„Ledige“ Mütter, ihre Kinder und die Praxis der Amtsvormundschaft in Niederösterreich (1945–1989): Ergebnisse und Erfahrungen aus einem Lehrforschungsprojekt
Abstract
Im vorliegenden Beitrag werden die Ergebnisse und Erfahrungen einer zweisemestrigen Bachelorprojektwerkstatt diskutiert, die im Studienjahr 2023/24 an der FH St. Pölten (Studiengang Soziale Arbeit) durchgeführt wurde.
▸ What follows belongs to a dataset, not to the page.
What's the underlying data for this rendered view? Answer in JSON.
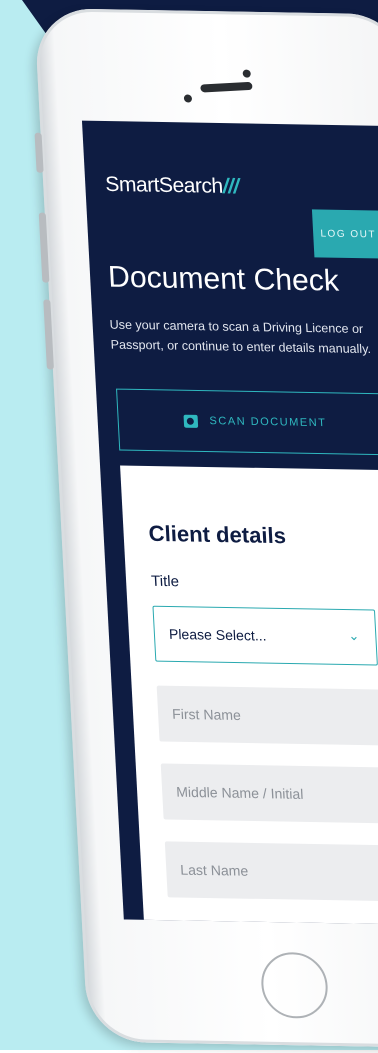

Im Rahmen der Projektwerkstatt setzten sich Studierende mit der Geschichte der niederösterreichischen Kinder- und Jugendfürsorge in der frühen Zweiten Republik aus interdisziplinärer und geschlechtergeschichtlicher Perspektive auseinander. Der Fokus lag auf dem Umgang der Fürsorge mit „ledigen“ Müttern und ihren Kindern vor dem Hintergrund der gesetzlich vorgeschriebenen Amtsvormundschaft. Der vorliegende Beitrag gibt einen kurzen Überblick zum historischen Kontext, um dann die Umsetzung der Projektwerkstätte sowie zentrale Ergebnisse anhand ausgewählter Arbeiten der Studierenden vorzustellen. Anschließend werden die Vorteile einer interdisziplinären Aufarbeitung der eigenen Professionsgeschichte reflektiert und deren positive Auswirkungen sowie deren mögliches Potenzial für die Ausbildung zukünftiger Sozialarbeiter:innen diskutiert. Schlussendlich beleuchtet der Beitrag, wie das Selbstverständnis der Sozialen Arbeit als Menschenrechtsprofession von historischer Aufarbeitung unerforschter Geschichte/n profitiert.
Schlagwörter:
Professionsgeschichte, ledige Mütter, Amtsvormundschaft, Niederösterreich, Zweite Republik, Kinder- und Jugendfürsorge, Sozialarbeitsausbildung, Bachelorprojektwerkstatt
Autor/innen-Biografie
Anne Unterwurzacher
Ist seit März 2019 als Senior Researcher am Ilse Arlt Institut für Soziale Inklusionsforschung in St. Pölten beschäftigt; seit 2016 Leitung des Forschungsverbundes Migration im Rahmen des Forschungsnetzwerkes Interdisziplinäre Regionalstudien (first). Arbeitsschwerpunkte sind u.a.: Lagerunterbringung im Rahmen von Zwangsmigration, interdisziplinäre Migrationsforschung, Geschichte der niederösterreichischen Kinder- und Jugendhilfe. Zahlreiche Forschungsprojekte in der soziologischen und historischen Migrationsforschung.
Nadjeschda Stoffers
Hat Geschichte und Germanistik in Wien studiert und ist derzeit Universitätsassistentin an der Universität Graz. Seit 2021 ist sie zudem wissenschaftliche Mitarbeiterin des Ludwig Boltzmann Instituts für Kriegsfolgenforschung, 2023/24 war sie als Lektorin an der FH St. Pölten tätig. Nadjeschda Stoffers ist Mitglied des Forschungsnetzwerks first, stellvertretende Obfrau des Vereins fernetzt und Mitglied des Arbeitskreises Kindheitsgeschichte. In ihrer Dissertation forscht sie aktuell zur Geschichte der „Napola“ Traiskirchen.